Industry engagement on the subject intensified in early April, when Canadian bank executives met with regulators to discuss the risks presented by Mythos. That round of talks came shortly after U.S. Treasury Secretary Scott Bessent and then-Federal Reserve Chair Jerome Powell called an urgent meeting with bank chief executives to warn about cyber risks linked to Anthropic’s latest model.
OSFI’s remit covers the regulation and stability of Canada’s financial sector, including banks and pension funds, and it is charged with identifying risks emerging from foreign interference, geopolitics and new technologies. The regulator’s April communication underlines the speed of change in the cyber threat landscape and the need for financial firms to accelerate defensive measures.
Access to some frontier AI systems has already been limited in parts of the financial world. The material notes that euro zone banks are currently excluded from Mythos, highlighting the sensitivity of the model’s cyber capabilities. The documents also reference Anthropic’s complicated interactions with the U.S. government: an initial blacklisting by the Pentagon in March was legally blocked by a judge, and tensions eased after the private release of Mythos.

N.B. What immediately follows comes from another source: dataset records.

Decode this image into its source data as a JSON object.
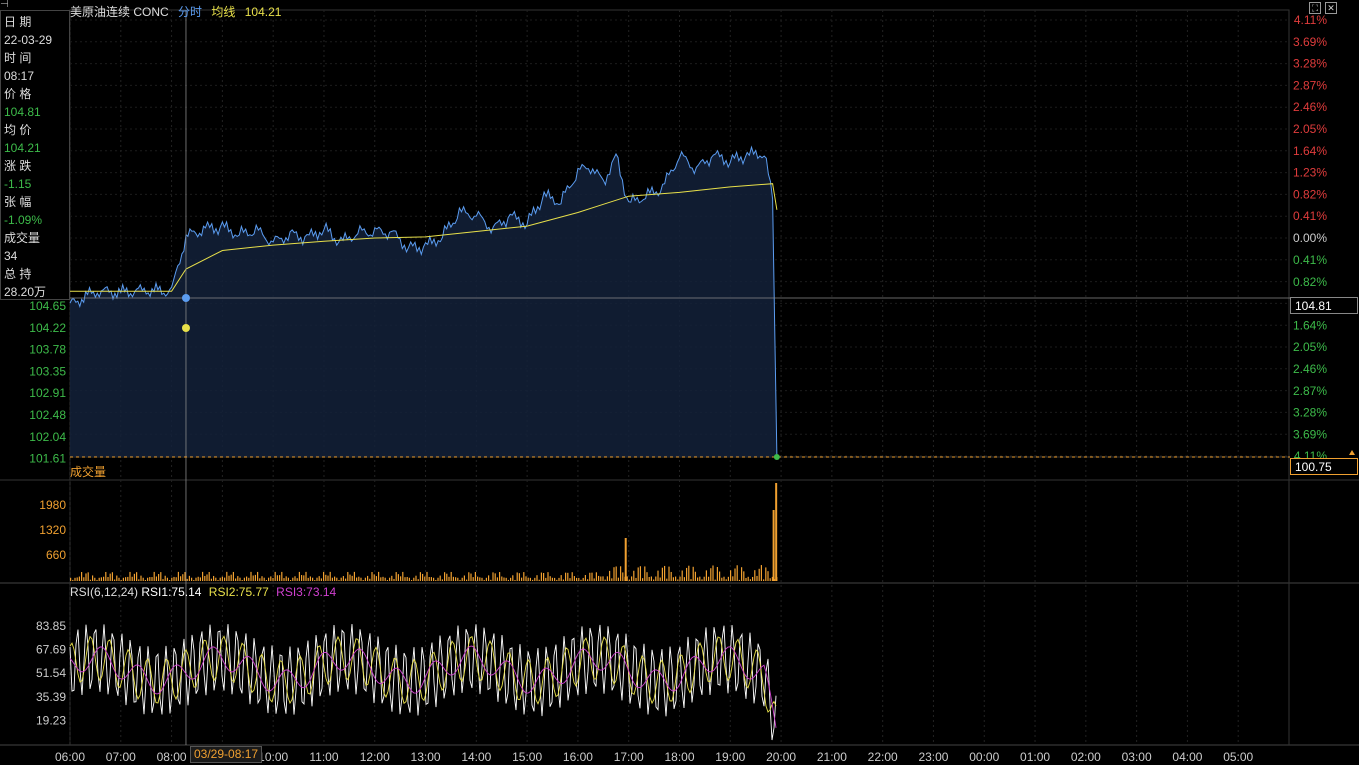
{
  "header": {
    "symbol": "美原油连续 CONC",
    "mode": "分时",
    "avg_label": "均线",
    "avg_value": "104.21"
  },
  "info_panel": {
    "date_label": "日 期",
    "date": "22-03-29",
    "time_label": "时 间",
    "time": "08:17",
    "price_label": "价 格",
    "price": "104.81",
    "avg_label": "均 价",
    "avg": "104.21",
    "change_label": "涨 跌",
    "change": "-1.15",
    "pct_label": "张 幅",
    "pct": "-1.09%",
    "volume_label": "成交量",
    "volume": "34",
    "oi_label": "总 持",
    "oi": "28.20万"
  },
  "price_axis_left": [
    "104.65",
    "104.22",
    "103.78",
    "103.35",
    "102.91",
    "102.48",
    "102.04",
    "101.61"
  ],
  "pct_axis_right_red": [
    "4.11%",
    "3.69%",
    "3.28%",
    "2.87%",
    "2.46%",
    "2.05%",
    "1.64%",
    "1.23%",
    "0.82%",
    "0.41%"
  ],
  "pct_axis_right_zero": "0.00%",
  "pct_axis_right_green": [
    "0.41%",
    "0.82%",
    "1.23%",
    "1.64%",
    "2.05%",
    "2.46%",
    "2.87%",
    "3.28%",
    "3.69%",
    "4.11%"
  ],
  "crosshair_price": "104.81",
  "last_price_tag": "100.75",
  "volume_panel": {
    "label": "成交量",
    "ticks": [
      "1980",
      "1320",
      "660"
    ]
  },
  "rsi_panel": {
    "label": "RSI(6,12,24)",
    "rsi1": "RSI1:75.14",
    "rsi2": "RSI2:75.77",
    "rsi3": "RSI3:73.14",
    "ticks": [
      "83.85",
      "67.69",
      "51.54",
      "35.39",
      "19.23"
    ]
  },
  "time_axis": [
    "06:00",
    "07:00",
    "08:00",
    "09:00",
    "10:00",
    "11:00",
    "12:00",
    "13:00",
    "14:00",
    "15:00",
    "16:00",
    "17:00",
    "18:00",
    "19:00",
    "20:00",
    "21:00",
    "22:00",
    "23:00",
    "00:00",
    "01:00",
    "02:00",
    "03:00",
    "04:00",
    "05:00"
  ],
  "cursor_time_label": "03/29-08:17",
  "colors": {
    "price_line": "#5b9cf0",
    "avg_line": "#e8e04a",
    "volume": "#f0a030",
    "rsi1": "#ffffff",
    "rsi2": "#e8e04a",
    "rsi3": "#d040d0",
    "up": "#e03c3c",
    "down": "#3dbb4a"
  },
  "chart_data": {
    "type": "line",
    "title": "美原油连续 CONC 分时",
    "x_label": "",
    "y_label": "",
    "y_range": [
      100.75,
      104.81
    ],
    "series": [
      {
        "name": "分时",
        "x": [
          "06:00",
          "06:30",
          "07:00",
          "07:30",
          "08:00",
          "08:17",
          "08:40",
          "09:00",
          "09:20",
          "09:40",
          "10:00",
          "10:20",
          "10:40",
          "11:00",
          "11:20",
          "11:40",
          "12:00",
          "12:20",
          "12:40",
          "13:00",
          "13:20",
          "13:40",
          "14:00",
          "14:20",
          "14:40",
          "15:00",
          "15:20",
          "15:40",
          "16:00",
          "16:15",
          "16:30",
          "16:45",
          "17:00",
          "17:10",
          "17:20",
          "17:40",
          "18:00",
          "18:20",
          "18:40",
          "19:00",
          "19:20",
          "19:40",
          "19:50",
          "19:55"
        ],
        "y": [
          103.55,
          103.8,
          103.78,
          103.82,
          103.8,
          104.81,
          104.95,
          104.98,
          104.85,
          104.92,
          104.7,
          104.85,
          104.78,
          104.95,
          104.7,
          104.88,
          104.9,
          104.88,
          104.6,
          104.62,
          104.82,
          105.25,
          105.2,
          104.95,
          105.18,
          105.05,
          105.55,
          105.45,
          106.0,
          106.1,
          105.8,
          106.3,
          105.4,
          105.5,
          105.55,
          105.7,
          106.3,
          106.05,
          106.3,
          106.2,
          106.3,
          106.35,
          105.5,
          100.75
        ]
      },
      {
        "name": "均线",
        "x": [
          "06:00",
          "07:00",
          "08:00",
          "08:17",
          "09:00",
          "10:00",
          "11:00",
          "12:00",
          "13:00",
          "14:00",
          "15:00",
          "16:00",
          "16:30",
          "17:00",
          "18:00",
          "19:00",
          "19:50",
          "19:55"
        ],
        "y": [
          103.8,
          103.8,
          103.8,
          104.21,
          104.55,
          104.65,
          104.72,
          104.78,
          104.8,
          104.9,
          105.0,
          105.25,
          105.4,
          105.55,
          105.62,
          105.72,
          105.78,
          105.3
        ]
      }
    ]
  }
}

Canadian banks themselves are advancing AI programs even as regulators issue warnings. Three of Canada’s big six banks - Royal Bank of Canada, TD Bank and BMO - have disclosed plans to monetize their AI investments, moving from pilot projects to production applications such as chatbots, internal tools and a reduced dependence on third-party solutions. Bank of Nova Scotia, CIBC and National Bank have likewise announced multiple AI initiatives.

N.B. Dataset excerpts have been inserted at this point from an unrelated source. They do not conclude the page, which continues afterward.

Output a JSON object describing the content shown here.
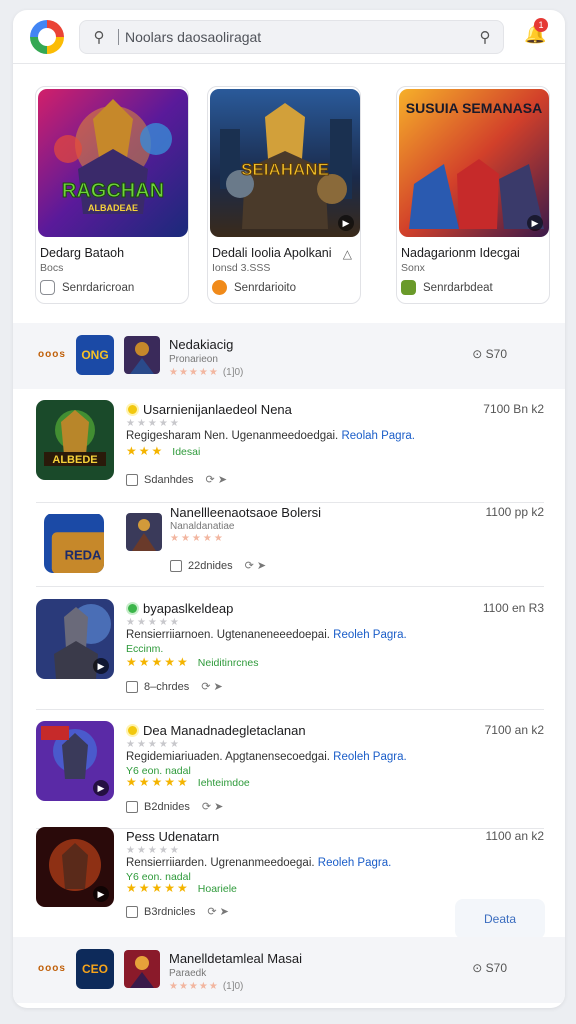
{
  "header": {
    "search_placeholder": "Noolars daosaoliragat",
    "notification_count": "1"
  },
  "featured": [
    {
      "title": "Dedarg Bataoh",
      "subtitle": "Bocs",
      "button": "Senrdaricroan",
      "art_title": "RAGCHAN",
      "art_sub": "ALBADEAE"
    },
    {
      "title": "Dedali Ioolia Apolkani",
      "subtitle": "Ionsd 3.SSS",
      "button": "Senrdarioito",
      "art_title": "SEIAHANE",
      "art_sub": ""
    },
    {
      "title": "Nadagarionm Idecgai",
      "subtitle": "Sonx",
      "button": "Senrdarbdeat",
      "art_title": "SUSUIA SEMANASA",
      "art_sub": ""
    }
  ],
  "ads": [
    {
      "label": "ooos",
      "logo": "ONG",
      "title": "Nedakiacig",
      "sub": "Pronarieon",
      "rating": "(1]0)",
      "price": "⊙ S70"
    },
    {
      "label": "ooos",
      "logo": "CEO",
      "title": "Manelldetamleal Masai",
      "sub": "Paraedk",
      "rating": "(1]0)",
      "price": "⊙ S70"
    }
  ],
  "list": [
    {
      "title": "Usarnienijanlaedeol Nena",
      "meta": "7100 Bn k2",
      "desc": "Regigesharam Nen. Ugenanmeedoedgai.",
      "link": "Reolah Pagra.",
      "extra": "Idesai",
      "downloads": "Sdanhdes",
      "ystars": "★★★"
    },
    {
      "title": "Nanellleenaotsaoe Bolersi",
      "meta": "1100 pp k2",
      "sub": "Nanaldanatiae",
      "downloads": "22dnides"
    },
    {
      "title": "byapaslkeldeap",
      "meta": "1100 en R3",
      "desc": "Rensierriiarnoen. Ugtenaneneeedoepai.",
      "link": "Reoleh Pagra.",
      "extra": "Eccinm.",
      "ystar_label": "Neiditinrcnes",
      "downloads": "8‒chrdes"
    },
    {
      "title": "Dea Manadnadegletaclanan",
      "meta": "7100 an k2",
      "desc": "Regidemiariuaden. Apgtanensecoedgai.",
      "link": "Reoleh Pagra.",
      "extra": "Y6 eon. nadal",
      "ystar_label": "Iehteimdoe",
      "downloads": "B2dnides"
    },
    {
      "title": "Pess Udenatarn",
      "meta": "1100 an k2",
      "desc": "Rensierriiarden. Ugrenanmeedoegai.",
      "link": "Reoleh Pagra.",
      "extra": "Y6 eon. nadal",
      "ystar_label": "Hoariele",
      "downloads": "B3rdnicles"
    }
  ],
  "show_more": "Deata"
}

The Canadian government has said it maintains access to Anthropic’s Project Glasswing, a conduit for authorized use of Mythos, although the documents stress it is unclear which, if any, Canadian banks are currently using that channel.
Some institutions deferred comment to the Canadian Bankers Association, which told regulators and stakeholders that banks have made substantial investments to secure the financial system and are complying with OSFI’s stringent cyber risk management and incident reporting requirements.
In a June interview, RBC’s chief technology officer Bruce Ross described Mythos as emblematic of a shift in the cyberattack environment, arguing that rapid response capabilities are now essential because attack methods can appear as soon as new vulnerabilities are identified. "The way we’re (the industry) dealing with it is, building our own AI defenses... we’ll continue to do that," Ross said.
While OSFI’s April advisory and the public bulletin are intended to guide federally regulated institutions toward better governance and faster mitigation, parts of the original communication remain redacted. The redactions leave some specifics of the regulator’s recommendations and internal assessments unavailable to public review.
Context and implications
The regulator’s caution underscores the tension facing financial firms: they are racing to deploy AI for efficiency and revenue, while also confronting models that can be repurposed to uncover and exploit system weaknesses. OSFI is urging institutions to focus on governance, incident readiness and the speed of detection and response rather than on singling out specific technologies.
Given the redactions in the correspondence and the ongoing evolution of AI capabilities, the full scale and nature of recommended measures remain partly opaque. OSFI’s public guidance and industry statements indicate, however, that banks are investing in in-house AI defenses and adapting cyber risk frameworks to account for a rapidly changing threat landscape.